Cubes de filet de porc marinés, enfilés sur des brochettes avec du laurier, des épices et du pain rassis qui s’imprègne de leurs jus savoureux.

Comme souvent à l’ère des réseaux sociaux, tout a commencé par une photo aperçue en coup de vent, comme un dîner fugace vu d’un train express. Gênée par mon addiction au scroll incessant, j’avoue que cette image de spiedini de porc et de pain s’est imposée à moi comme un post-it tenace ou une graine sauvage.
Quelques semaines plus tard, une autre photo accompagnée d’une légende m’a renvoyé vers Salt, Spices and Aromatics in the English Kitchen d’Elizabeth David. J’ai rangé mon téléphone et sorti le livre de sa bibliothèque.

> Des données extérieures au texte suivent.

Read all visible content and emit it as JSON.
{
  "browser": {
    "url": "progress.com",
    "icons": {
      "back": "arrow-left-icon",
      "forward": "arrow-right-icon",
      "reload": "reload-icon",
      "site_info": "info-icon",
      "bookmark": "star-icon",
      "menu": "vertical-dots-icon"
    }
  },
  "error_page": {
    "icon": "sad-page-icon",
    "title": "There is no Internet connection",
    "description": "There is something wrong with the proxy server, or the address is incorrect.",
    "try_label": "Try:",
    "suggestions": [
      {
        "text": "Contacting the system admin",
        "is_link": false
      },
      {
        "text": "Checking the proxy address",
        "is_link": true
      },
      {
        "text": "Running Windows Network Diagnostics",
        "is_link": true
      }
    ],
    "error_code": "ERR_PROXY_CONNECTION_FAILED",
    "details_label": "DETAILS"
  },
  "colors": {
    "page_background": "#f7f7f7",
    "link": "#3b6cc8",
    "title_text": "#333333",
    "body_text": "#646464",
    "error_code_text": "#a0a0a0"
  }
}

Il ne s’est pas ouvert miraculeusement à la page 141, mais en le feuilletant, j’ai redécouvert le talent d’ED, ses salades de betteraves épicées, macaronis au parmesan et surtout, le filet de porc grillé en brochettes. La première phrase a scellé le sort : « C’est une petite recette ingénieuse. » Ce mot promet non seulement une astuce brillante, mais vous fait vous sentir ingénieux à votre tour – une promesse irrésistible en ces temps incertains.
La recette originale n’utilise que trois ingrédients, que j’ai réduits à deux principaux (porc et pain, plus assaisonnements). J’ai ajouté des feuilles de laurier et du fenouil finement tranché, cuit sous les brochettes pour absorber les saveurs. Au total, quatre éléments parfaits.
Optez pour du filet ou de la longe de porc, et un pain dense d’un ou deux jours, ce que les Italiens nomment pane raffermo – raffermi grâce à la perte d’humidité, croûte souple et mie ferme. Raffermo évoque positivement le vieillissement, une maturation bienvenue.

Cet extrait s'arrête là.